Das Bild ihres jüngeren Sohns blendet sich auf dem Handybildschirm ein.
„Mama?… Hallo… Wie geht es dir?“
„Danke, mein Schatz. Mir geht es gut. Soll ich dich zurückrufen?“, sagt Marina.
„Nein, Mama. Ich kann mir doch die zwei Minuten leisten. Mach dir keine Sorgen!“, sagt der Sohn, obwohl Marina die Rechnung bezahlt.
Der Sohn studiert im Ausland, besucht eine Elite-Uni. Er ist ein guter Student. Sie telefonieren oft.
„Wie geht es dir, mein Schatz?“, fragt Marina.
„Mir geht es gut, Mama. Das Leben ist schön. Ich bin ein guter Student. Wir lernen so viel hier. Ich bin froh, im Ausland zu leben. Der Frühling ist gerade ausgebrochen“, sagt der Sohn.

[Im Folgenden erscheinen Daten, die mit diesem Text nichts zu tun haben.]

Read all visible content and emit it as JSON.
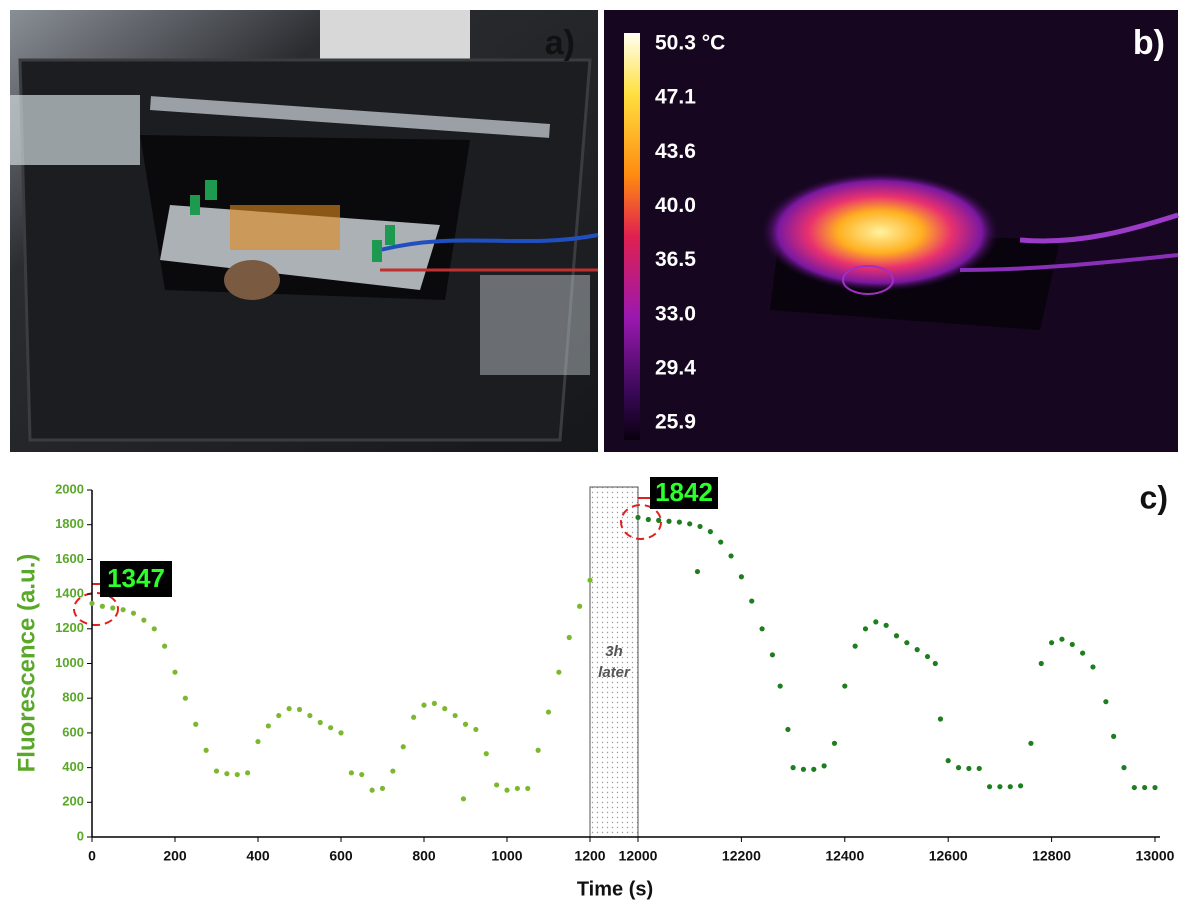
{
  "photo_a": {
    "label": "a)"
  },
  "photo_b": {
    "label": "b)",
    "colorbar_labels": [
      "50.3 °C",
      "47.1",
      "43.6",
      "40.0",
      "36.5",
      "33.0",
      "29.4",
      "25.9"
    ]
  },
  "chart_data": {
    "type": "scatter",
    "label": "c)",
    "xlabel": "Time (s)",
    "ylabel": "Fluorescence (a.u.)",
    "ylim": [
      0,
      2000
    ],
    "yticks": [
      0,
      200,
      400,
      600,
      800,
      1000,
      1200,
      1400,
      1600,
      1800,
      2000
    ],
    "gap_text": [
      "3h",
      "later"
    ],
    "annotations": [
      "1347",
      "1842"
    ],
    "segments": [
      {
        "xlim": [
          0,
          1200
        ],
        "xticks": [
          0,
          200,
          400,
          600,
          800,
          1000,
          1200
        ],
        "color": "#7cb82f",
        "x": [
          0,
          25,
          50,
          75,
          100,
          125,
          150,
          175,
          200,
          225,
          250,
          275,
          300,
          325,
          350,
          375,
          400,
          425,
          450,
          475,
          500,
          525,
          550,
          575,
          600,
          625,
          650,
          675,
          700,
          725,
          750,
          775,
          800,
          825,
          850,
          875,
          900,
          925,
          950,
          975,
          1000,
          1025,
          1050,
          1075,
          1100,
          1125,
          1150,
          1175,
          1200,
          895
        ],
        "values": [
          1347,
          1330,
          1320,
          1310,
          1290,
          1250,
          1200,
          1100,
          950,
          800,
          650,
          500,
          380,
          365,
          360,
          370,
          550,
          640,
          700,
          740,
          735,
          700,
          660,
          630,
          600,
          370,
          360,
          270,
          280,
          380,
          520,
          690,
          760,
          770,
          740,
          700,
          650,
          620,
          480,
          300,
          270,
          280,
          280,
          500,
          720,
          950,
          1150,
          1330,
          1480,
          220
        ]
      },
      {
        "xlim": [
          12000,
          13000
        ],
        "xticks": [
          12000,
          12200,
          12400,
          12600,
          12800,
          13000
        ],
        "color": "#1e7d1e",
        "x": [
          12000,
          12020,
          12040,
          12060,
          12080,
          12100,
          12120,
          12140,
          12160,
          12180,
          12200,
          12220,
          12240,
          12260,
          12275,
          12290,
          12300,
          12320,
          12340,
          12360,
          12380,
          12400,
          12420,
          12440,
          12460,
          12480,
          12500,
          12520,
          12540,
          12560,
          12575,
          12585,
          12600,
          12620,
          12640,
          12660,
          12680,
          12700,
          12720,
          12740,
          12760,
          12780,
          12800,
          12820,
          12840,
          12860,
          12880,
          12905,
          12920,
          12940,
          12960,
          12980,
          13000,
          12115
        ],
        "values": [
          1842,
          1830,
          1825,
          1820,
          1815,
          1805,
          1790,
          1760,
          1700,
          1620,
          1500,
          1360,
          1200,
          1050,
          870,
          620,
          400,
          390,
          390,
          410,
          540,
          870,
          1100,
          1200,
          1240,
          1220,
          1160,
          1120,
          1080,
          1040,
          1000,
          680,
          440,
          400,
          395,
          395,
          290,
          290,
          290,
          295,
          540,
          1000,
          1120,
          1140,
          1110,
          1060,
          980,
          780,
          580,
          400,
          285,
          285,
          285,
          1530
        ]
      }
    ]
  }
}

„Wie schön. Das erfüllt mein Herz mit Freude“, sagt Marina. Sie sagt sowas Ähnliches in ihrer Sprache eigentlich. Beide atmen in den Hörer. Man hört sich gut, als wäre man nebeneinander. Man sieht sich. Der Fernseher läuft.

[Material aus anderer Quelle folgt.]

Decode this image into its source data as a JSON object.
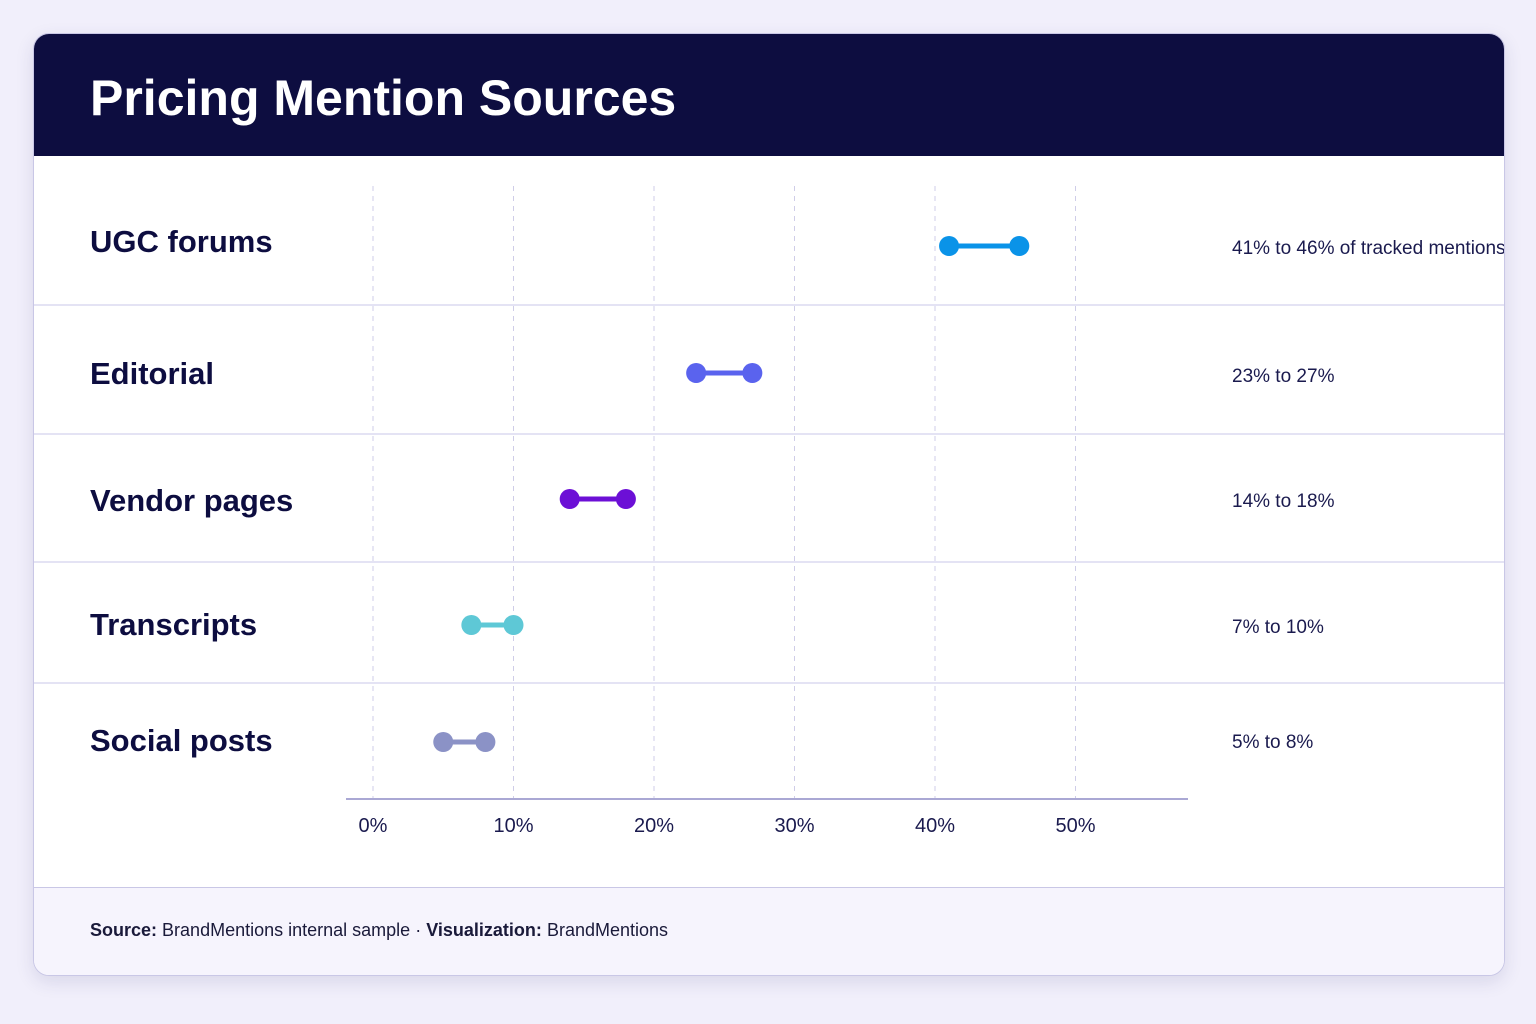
{
  "title": "Pricing Mention Sources",
  "footer": {
    "source_label": "Source:",
    "source_value": "BrandMentions internal sample",
    "separator": "·",
    "viz_label": "Visualization:",
    "viz_value": "BrandMentions"
  },
  "chart_data": {
    "type": "range-dot",
    "title": "Pricing Mention Sources",
    "xlabel": "",
    "ylabel": "",
    "xlim": [
      0,
      60
    ],
    "x_ticks": [
      "0%",
      "10%",
      "20%",
      "30%",
      "40%",
      "50%"
    ],
    "x_tick_values": [
      0,
      10,
      20,
      30,
      40,
      50
    ],
    "grid": "vertical dashed",
    "rows": [
      {
        "label": "UGC forums",
        "low": 41,
        "high": 46,
        "range_label": "41% to 46% of tracked mentions",
        "color": "#0a93e8"
      },
      {
        "label": "Editorial",
        "low": 23,
        "high": 27,
        "range_label": "23% to 27%",
        "color": "#5a63ee"
      },
      {
        "label": "Vendor pages",
        "low": 14,
        "high": 18,
        "range_label": "14% to 18%",
        "color": "#6c0fd6"
      },
      {
        "label": "Transcripts",
        "low": 7,
        "high": 10,
        "range_label": "7% to 10%",
        "color": "#5ec8d6"
      },
      {
        "label": "Social posts",
        "low": 5,
        "high": 8,
        "range_label": "5% to 8%",
        "color": "#8b92c6"
      }
    ]
  }
}
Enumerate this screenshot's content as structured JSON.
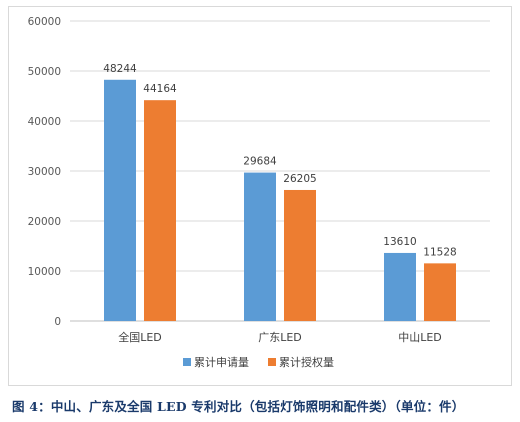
{
  "chart_data": {
    "type": "bar",
    "categories": [
      "全国LED",
      "广东LED",
      "中山LED"
    ],
    "series": [
      {
        "name": "累计申请量",
        "values": [
          48244,
          29684,
          13610
        ],
        "color": "#5b9bd5"
      },
      {
        "name": "累计授权量",
        "values": [
          44164,
          26205,
          11528
        ],
        "color": "#ed7d31"
      }
    ],
    "ylim": [
      0,
      60000
    ],
    "yticks": [
      0,
      10000,
      20000,
      30000,
      40000,
      50000,
      60000
    ],
    "grid": true,
    "legend_position": "bottom"
  },
  "caption": "图 4：中山、广东及全国 LED 专利对比（包括灯饰照明和配件类）（单位：件）"
}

„Tja… ich sitze in diesem Fauteuil“, sagt Marina. „Seit ein paar Tagen belästigt mich der Rücken. Er gibt einfach keine Ruhe. Ich weiß es nicht. Es zieht sehr in diesem Zimmer, wo ich schlafe. Sie haben hier keine gescheiten Jalousien an ihren Fenstern. Ich glaube, es liegt daran.“
„Mama, das interessiert mich nicht“, sagt der Sohn. „Es ist so banal.“
„Das weiß ich, mein Schatz. Ich mag mich sonst nicht beklagen. Aber es tut gerade sehr weh“, sagt Marina.
Schweigen.
„Was gibt es sonst bei dir Neues?“, fragt Marina.
„Es ist gerade viel los, Mama“, sagt der Sohn. „Der Norden ist Dynamik pur. Alle Bauten glänzen. Wir führen zurzeit eine Forschung über das rohe Leben durch. Ein kollaboratives Experiment.“
„Toll“, sagt Marina. Im Fernsehen: ein Prunksaal. Eine aktuelle Popsängerin spielt die geliebte Prinzessin, die Tochter des letzten Kaisers. Es handelt sich um eine dramatische Szene. Marina schaut sich die Szene an.
„Ich muss jetzt los, Mama.“
Sie legen auf. Marina dreht den Fernseher wieder laut. Mit einer raschen Bewegung will sie aufstehen. Der Schmerz schießt ins Bein, tief, bis in die Fersen.